Frederick Clifford Ford Professor of African American Studies and of French
Christopher Miller, B.A. Boston University, Ph.D. Yale University, faculty member at Yale since 1982:
You were a pioneer in the field of francophone studies, opening it up and sustaining it through your original research (that included visits to Senegal, Mali, and Côte d’Ivoire). You have indeed led the field from the beginning, starting with your first magisterial books, Blank Darkness: Africanist Discourse in French, Theories of Africans, and continuing with the timely and void-filling The French Atlantic Triangle. You have broken a critical silence on the French slave trade and its repercussions on French literature, from the Enlightenment and beyond. You have brought to the curriculum this span of understudied literatures and cultures. More effectively, you have connected the study of francophone Africa to that of the Caribbean and to the legacy of slavery and colonization. In that spirit, you have recontextualized the posterity of the major writers of negritude, Léopold Sédar Senghor, Aimé Césaire, and Léon-Gontran Damas.
Your teaching will be difficult to replace. You made yourself known as a legendary teacher of clarity and seriousness. Your energy in and out of the classroom was contagious and generous.
You have been especially an indefatigable mentor to students, directing an unsurpassed number of dissertations. And you have placed your students in major universities in this country and abroad.

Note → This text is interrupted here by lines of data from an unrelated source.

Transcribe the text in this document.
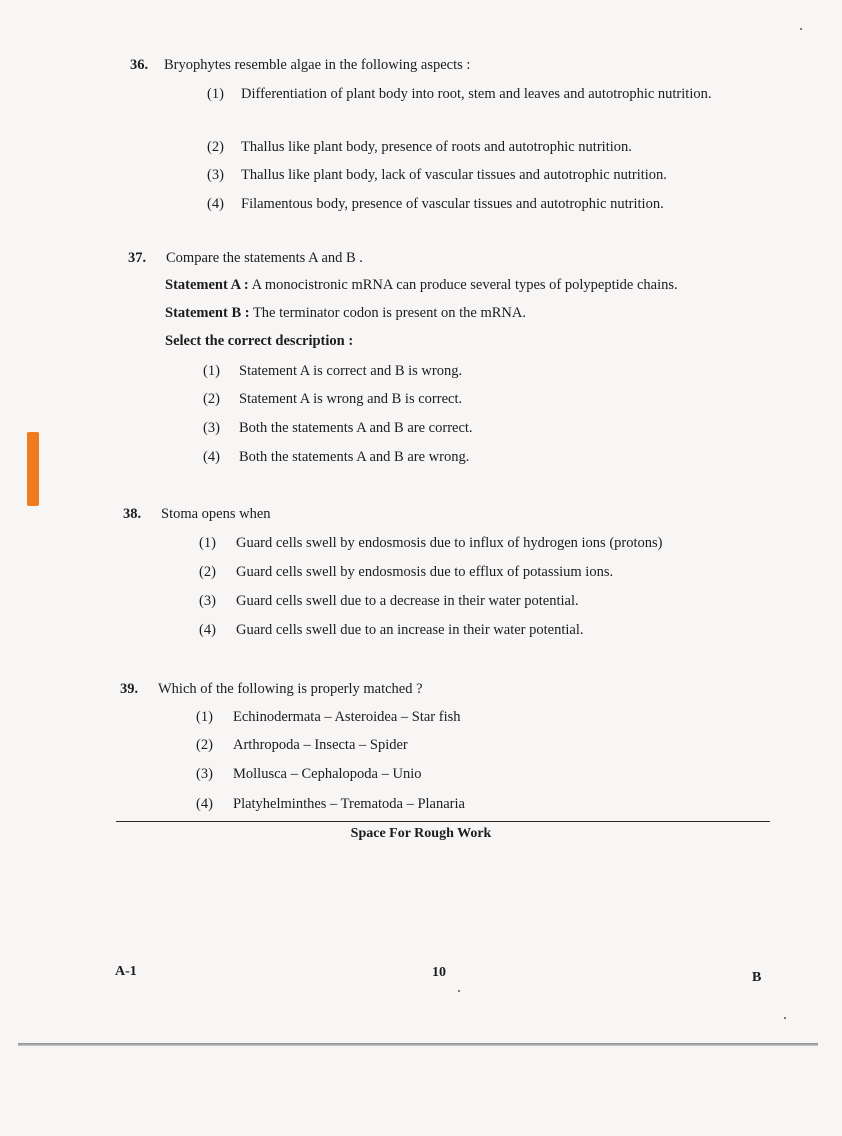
36.	Bryophytes resemble algae in the following aspects :
(1)	Differentiation of plant body into root, stem and leaves and autotrophic nutrition.
(2)	Thallus like plant body, presence of roots and autotrophic nutrition.
(3)	Thallus like plant body, lack of vascular tissues and autotrophic nutrition.
(4)	Filamentous body, presence of vascular tissues and autotrophic nutrition.
37.	Compare the statements A and B .
Statement A : A monocistronic mRNA can produce several types of polypeptide chains.
Statement B : The terminator codon is present on the mRNA.
Select the correct description :
(1)	Statement A is correct and B is wrong.
(2)	Statement A is wrong and B is correct.
(3)	Both the statements A and B are correct.
(4)	Both the statements A and B are wrong.
38.	Stoma opens when
(1)	Guard cells swell by endosmosis due to influx of hydrogen ions (protons)
(2)	Guard cells swell by endosmosis due to efflux of potassium ions.
(3)	Guard cells swell due to a decrease in their water potential.
(4)	Guard cells swell due to an increase in their water potential.
39.	Which of the following is properly matched ?
(1)	Echinodermata – Asteroidea – Star fish
(2)	Arthropoda – Insecta – Spider
(3)	Mollusca – Cephalopoda – Unio
(4)	Platyhelminthes – Trematoda – Planaria
Space For Rough Work
A-1	10	B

You have been the most serious of colleagues, working diligently in two departments, French and African American Studies, bringing a unique level of collaboration, and uniting these fields historically. You served, more importantly, as the memory of those departments, often focusing on their moral mission outside of the academic purpose. Now that you retire, your colleagues in both departments want to express their gratitude and infinite recognition for all your services.